Esta destructiva combinación erosionó la credibilidad del gobierno de EE.UU. incluso tras haberse pronunciado en contra de abusos cometidos en todo el mundo. Las condenas a Venezuela, Cuba o Irán sonaron huecas cuando al mismo tiempo Trump elogiaba a Rusia, Egipto, Arabia Saudita e Israel. El apoyo a la libertad religiosa en el extranjero se vio socavado por la política islamófoba del país. El gobierno de Trump impuso sanciones selectivas y otros castigos al gobierno y a las empresas chinas por su participación en violaciones de derechos humanos, aunque su propio débil historial en materia de derechos humanos, sus evidentes motivos encontrados para criticar a Beijing y su intento de convertir a China en el chivo expiatorio para sus propias fallas de gestión de la pandemia de Covid-19 hicieron que estas intervenciones parecieran estar basadas en cualquier cosa menos en principios, lo que dificultó el trabajo con los países aliados.

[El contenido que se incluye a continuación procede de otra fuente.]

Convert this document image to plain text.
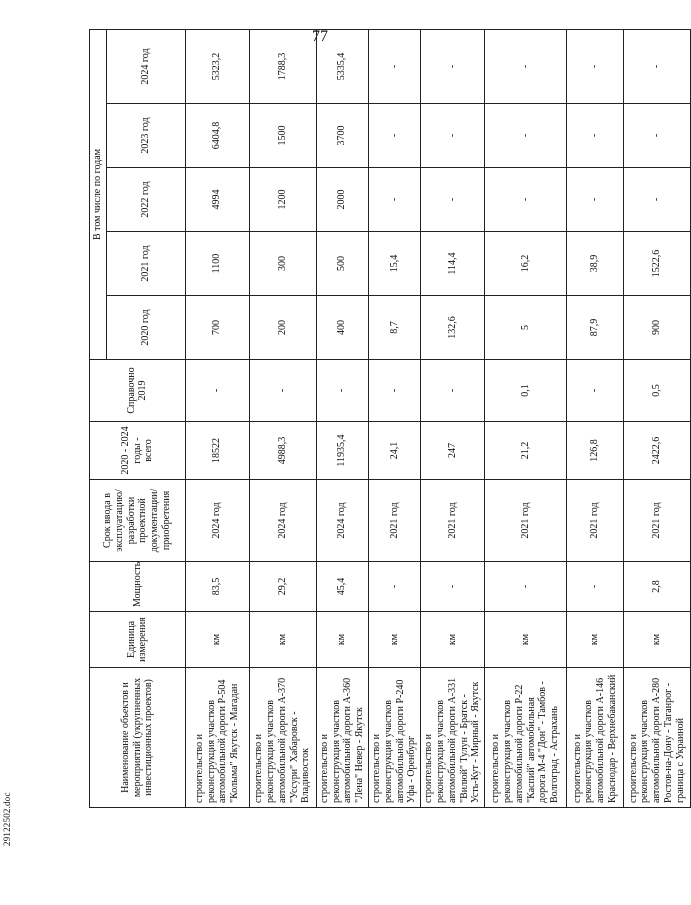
77
Наименование объектов и мероприятий (укрупненных инвестиционных проектов)	Единица измерения	Мощность	Срок ввода в эксплуатацию/ разработки проектной документации/ приобретения	2020 - 2024 годы - всего	Справочно 2019	В том числе по годам				
						2020 год	2021 год	2022 год	2023 год	2024 год
строительство и реконструкция участков автомобильной дороги Р-504 "Колыма" Якутск - Магадан	км	83,5	2024 год	18522	-	700	1100	4994	6404,8	5323,2
строительство и реконструкция участков автомобильной дороги А-370 "Уссури" Хабаровск - Владивосток	км	29,2	2024 год	4988,3	-	200	300	1200	1500	1788,3
строительство и реконструкция участков автомобильной дороги А-360 "Лена" Невер - Якутск	км	45,4	2024 год	11935,4	-	400	500	2000	3700	5335,4
строительство и реконструкция участков автомобильной дороги Р-240 Уфа - Оренбург	км	-	2021 год	24,1	-	8,7	15,4	-	-	-
строительство и реконструкция участков автомобильной дороги А-331 "Вилюй" Тулун - Братск - Усть-Кут - Мирный - Якутск	км	-	2021 год	247	-	132,6	114,4	-	-	-
строительство и реконструкция участков автомобильной дороги Р-22 "Каспий" автомобильная дорога М-4 "Дон" - Тамбов - Волгоград - Астрахань	км	-	2021 год	21,2	0,1	5	16,2	-	-	-
строительство и реконструкция участков автомобильной дороги А-146 Краснодар - Верхнебаканский	км	-	2021 год	126,8	-	87,9	38,9	-	-	-
строительство и реконструкция участков автомобильной дороги А-280 Ростов-на-Дону - Таганрог - граница с Украиной	км	2,8	2021 год	2422,6	0,5	900	1522,6	-	-	-
29122502.doc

Sin embargo, sería ingenuo abordar la presidencia de Biden como una panacea. En las últimas décadas, la llegada de un nuevo residente a la Casa Blanca siempre ha provocado enormes oscilaciones en la política de derechos humanos de EE.UU. La “guerra mundial contra el terrorismo” de George W. Bush, con su tortura sistemática y sus detenciones en Guantánamo sin cargos, fue un nadir anterior. Barack Obama rechazó partes importantes de esta guerra, aunque mantuvo e incluso amplió algunos de sus elementos como los ataques ilegales con aviones no tripulados, la vigilancia intrusiva y la venta de armas a autócratas indeseables. Los cambios de dirección, tanto en política nacional como exterior, se han convertido en características habituales en Washington.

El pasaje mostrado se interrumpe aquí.